Der Trägerverein unterhält zusammen mit dem Geschichtskreis
Hugo/Schüngelberg "das kleine Museum", hier gibt es Bergbau- und
Heimatgeschichte zu erleben, sowie die Verbindung des FC Schalke 04 zu
den Knappen zu sehen.Ebenfalls ist die Markenkontrolle Hugo 1/4
erhalten, die heute Gastronomie beherbergt. Auch die alte Direktion und
einige Beamtenhäuser an der Horster Straße zeugen von der bergbaulichen
Vergangenheit. Des Weiteren sind natürlich in der Umgebung immer wieder
mal ausgemusterte Förderwagen in Vorgärten und auch aufgestellte
Seilscheiben an der Horster Straße (Ecke Horster-/Hugostraße) zu finden.
Außenschächte Nord, Ost, 9, EMU 2 wurden ebenfalls verfüllt - hier
teilweise Grubengasnutzung. Auf dem Gelände der ehemaligen Schachtanlage
1/4 wird Grubengas über Schachtleitungen abgesaugt und zur
Stromerzeugung genutzt. Die Grubengasgewinnungsanlage besteht aus
Gassaugern (Drehkolbengebläse) und die Verwertungsanlage aus Gasmotoren
mit angekuppelten Stromgeneratoren. Die Komponenten sind in Container
untergebracht und der Strom wird in das öffentliche Netz eingespeist.

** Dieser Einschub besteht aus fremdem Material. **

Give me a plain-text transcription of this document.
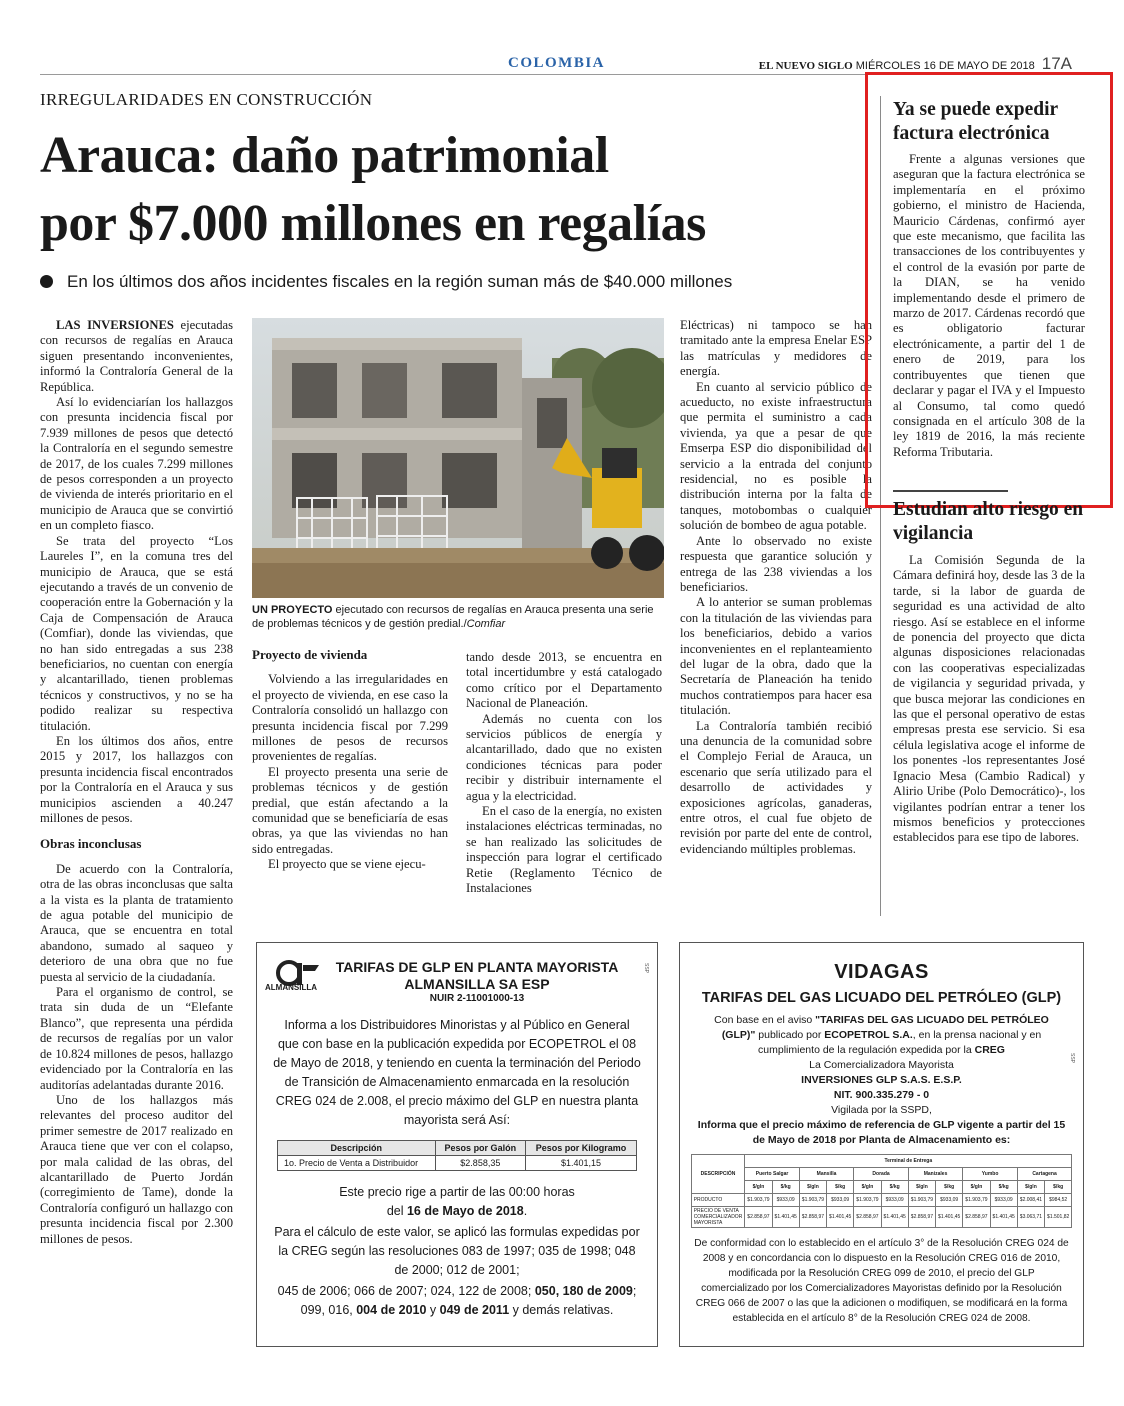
COLOMBIA	EL NUEVO SIGLO MIÉRCOLES 16 DE MAYO DE 2018 17A
IRREGULARIDADES EN CONSTRUCCIÓN
Arauca: daño patrimonial
por $7.000 millones en regalías
En los últimos dos años incidentes fiscales en la región suman más de $40.000 millones

LAS INVERSIONES ejecutadas con recursos de regalías en Arauca siguen presentando inconvenientes, informó la Contraloría General de la República.

Así lo evidenciarían los hallazgos con presunta incidencia fiscal por 7.939 millones de pesos que detectó la Contraloría en el segundo semestre de 2017, de los cuales 7.299 millones de pesos corresponden a un proyecto de vivienda de interés prioritario en el municipio de Arauca que se convirtió en un completo fiasco.

Se trata del proyecto “Los Laureles I”, en la comuna tres del municipio de Arauca, que se está ejecutando a través de un convenio de cooperación entre la Gobernación y la Caja de Compensación de Arauca (Comfiar), donde las viviendas, que no han sido entregadas a sus 238 beneficiarios, no cuentan con energía y alcantarillado, tienen problemas técnicos y constructivos, y no se ha podido realizar su respectiva titulación.

En los últimos dos años, entre 2015 y 2017, los hallazgos con presunta incidencia fiscal encontrados por la Contraloría en el Arauca y sus municipios ascienden a 40.247 millones de pesos.

Obras inconclusas

De acuerdo con la Contraloría, otra de las obras inconclusas que salta a la vista es la planta de tratamiento de agua potable del municipio de Arauca, que se encuentra en total abandono, sumado al saqueo y deterioro de una obra que no fue puesta al servicio de la ciudadanía.

Para el organismo de control, se trata sin duda de un “Elefante Blanco”, que representa una pérdida de recursos de regalías por un valor de 10.824 millones de pesos, hallazgo evidenciado por la Contraloría en las auditorías adelantadas durante 2016.

Uno de los hallazgos más relevantes del proceso auditor del primer semestre de 2017 realizado en Arauca tiene que ver con el colapso, por mala calidad de las obras, del alcantarillado de Puerto Jordán (corregimiento de Tame), donde la Contraloría configuró un hallazgo con presunta incidencia fiscal por 2.300 millones de pesos.

UN PROYECTO ejecutado con recursos de regalías en Arauca presenta una serie de problemas técnicos y de gestión predial./Comfiar
Proyecto de vivienda

Volviendo a las irregularidades en el proyecto de vivienda, en ese caso la Contraloría consolidó un hallazgo con presunta incidencia fiscal por 7.299 millones de pesos de recursos provenientes de regalías.

El proyecto presenta una serie de problemas técnicos y de gestión predial, que están afectando a la comunidad que se beneficiaría de esas obras, ya que las viviendas no han sido entregadas.

El proyecto que se viene ejecu-

tando desde 2013, se encuentra en total incertidumbre y está catalogado como crítico por el Departamento Nacional de Planeación.

Además no cuenta con los servicios públicos de energía y alcantarillado, dado que no existen condiciones técnicas para poder recibir y distribuir internamente el agua y la electricidad.

En el caso de la energía, no existen instalaciones eléctricas terminadas, no se han realizado las solicitudes de inspección para lograr el certificado Retie (Reglamento Técnico de Instalaciones

Eléctricas) ni tampoco se han tramitado ante la empresa Enelar ESP las matrículas y medidores de energía.

En cuanto al servicio público de acueducto, no existe infraestructura que permita el suministro a cada vivienda, ya que a pesar de que Emserpa ESP dio disponibilidad del servicio a la entrada del conjunto residencial, no es posible la distribución interna por la falta de tanques, motobombas o cualquier solución de bombeo de agua potable.

Ante lo observado no existe respuesta que garantice solución y entrega de las 238 viviendas a los beneficiarios.

A lo anterior se suman problemas con la titulación de las viviendas para los beneficiarios, debido a varios inconvenientes en el replanteamiento del lugar de la obra, dado que la Secretaría de Planeación ha tenido muchos contratiempos para hacer esa titulación.

La Contraloría también recibió una denuncia de la comunidad sobre el Complejo Ferial de Arauca, un escenario que sería utilizado para el desarrollo de actividades y exposiciones agrícolas, ganaderas, entre otros, el cual fue objeto de revisión por parte del ente de control, evidenciando múltiples problemas.

Ya se puede expedir factura electrónica

Frente a algunas versiones que aseguran que la factura electrónica se implementaría en el próximo gobierno, el ministro de Hacienda, Mauricio Cárdenas, confirmó ayer que este mecanismo, que facilita las transacciones de los contribuyentes y el control de la evasión por parte de la DIAN, se ha venido implementando desde el primero de marzo de 2017. Cárdenas recordó que es obligatorio facturar electrónicamente, a partir del 1 de enero de 2019, para los contribuyentes que tienen que declarar y pagar el IVA y el Impuesto al Consumo, tal como quedó consignada en el artículo 308 de la ley 1819 de 2016, la más reciente Reforma Tributaria.

Estudian alto riesgo en vigilancia

La Comisión Segunda de la Cámara definirá hoy, desde las 3 de la tarde, si la labor de guarda de seguridad es una actividad de alto riesgo. Así se establece en el informe de ponencia del proyecto que dicta algunas disposiciones relacionadas con las cooperativas especializadas de vigilancia y seguridad privada, y que busca mejorar las condiciones en las que el personal operativo de estas empresas presta ese servicio. Si esa célula legislativa acoge el informe de los ponentes -los representantes José Ignacio Mesa (Cambio Radical) y Alirio Uribe (Polo Democrático)-, los vigilantes podrían entrar a tener los mismos beneficios y protecciones establecidos para ese tipo de labores.

ALMANSILLA
SSP
TARIFAS DE GLP EN PLANTA MAYORISTA
ALMANSILLA SA ESP
NUIR 2-11001000-13
Informa a los Distribuidores Minoristas y al Público en General que con base en la publicación expedida por ECOPETROL el 08 de Mayo de 2018, y teniendo en cuenta la terminación del Periodo de Transición de Almacenamiento enmarcada en la resolución CREG 024 de 2.008, el precio máximo del GLP en nuestra planta mayorista será Así:
Descripción	Pesos por Galón	Pesos por Kilogramo
1o. Precio de Venta a Distribuidor	$2.858,35	$1.401,15
Este precio rige a partir de las 00:00 horas
del 16 de Mayo de 2018.
Para el cálculo de este valor, se aplicó las formulas expedidas por la CREG según las resoluciones 083 de 1997; 035 de 1998; 048 de 2000; 012 de 2001;
045 de 2006; 066 de 2007; 024, 122 de 2008; 050, 180 de 2009; 099, 016, 004 de 2010 y 049 de 2011 y demás relativas.
VIDAGAS
SSP
TARIFAS DEL GAS LICUADO DEL PETRÓLEO (GLP)
Con base en el aviso "TARIFAS DEL GAS LICUADO DEL PETRÓLEO (GLP)" publicado por ECOPETROL S.A., en la prensa nacional y en cumplimiento de la regulación expedida por la CREG
La Comercializadora Mayorista
INVERSIONES GLP S.A.S. E.S.P.
NIT. 900.335.279 - 0
Vigilada por la SSPD,
Informa que el precio máximo de referencia de GLP vigente a partir del 15 de Mayo de 2018 por Planta de Almacenamiento es:
DESCRIPCIÓN	Terminal de Entrega											
	Puerto Salgar		Mansilla		Dorada		Manizales		Yumbo		Cartagena	
	$/gln	$/kg	$/gln	$/kg	$/gln	$/kg	$/gln	$/kg	$/gln	$/kg	$/gln	$/kg
PRODUCTO	$1.903,79	$933,09	$1.903,79	$933,09	$1.903,79	$933,09	$1.903,79	$933,09	$1.903,79	$933,09	$2.008,41	$984,52
PRECIO DE VENTA COMERCIALIZADOR MAYORISTA	$2.858,97	$1.401,45	$2.858,97	$1.401,45	$2.858,97	$1.401,45	$2.858,97	$1.401,45	$2.858,97	$1.401,45	$3.063,71	$1.501,82
De conformidad con lo establecido en el artículo 3° de la Resolución CREG 024 de 2008 y en concordancia con lo dispuesto en la Resolución CREG 016 de 2010, modificada por la Resolución CREG 099 de 2010, el precio del GLP comercializado por los Comercializadores Mayoristas definido por la Resolución CREG 066 de 2007 o las que la adicionen o modifiquen, se modificará en la forma establecida en el artículo 8° de la Resolución CREG 024 de 2008.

Auf dem Gelände des Nebenanlagen Hugo Ost und Hugo 9 sind ebenfalls
Grubengasgewinnungsanlagen aufgebaut. Das Schrankenwärterhäuschen der
Hugo-Bahn an der Horster Straße blieb durch den Einsatz von Alfred
Konter erhalten. Der im Volksmund als Don Alfredo bekannte ehemalige
Bedienstete der Hugo-Bahn weigerte sich das Gebäude beim Anrollen des
Abrissbaggers zu verlassen. Letztendlich konnte er den Abriss verhindern
und das Häuschen wird jetzt vom Regionalverband Ruhr verwaltet, und
Alfred Konter hat Erinnerungsstücke in dem Häuschen ausgestellt. Die
Trasse der Hugo-Bahn ist als Radweg umgebaut worden und führt an dem
Schrankenwärterhäuschen vorbei. Die Siedlung Schüngelberg ist auch in
der Route der Industriekultur aufgenommen.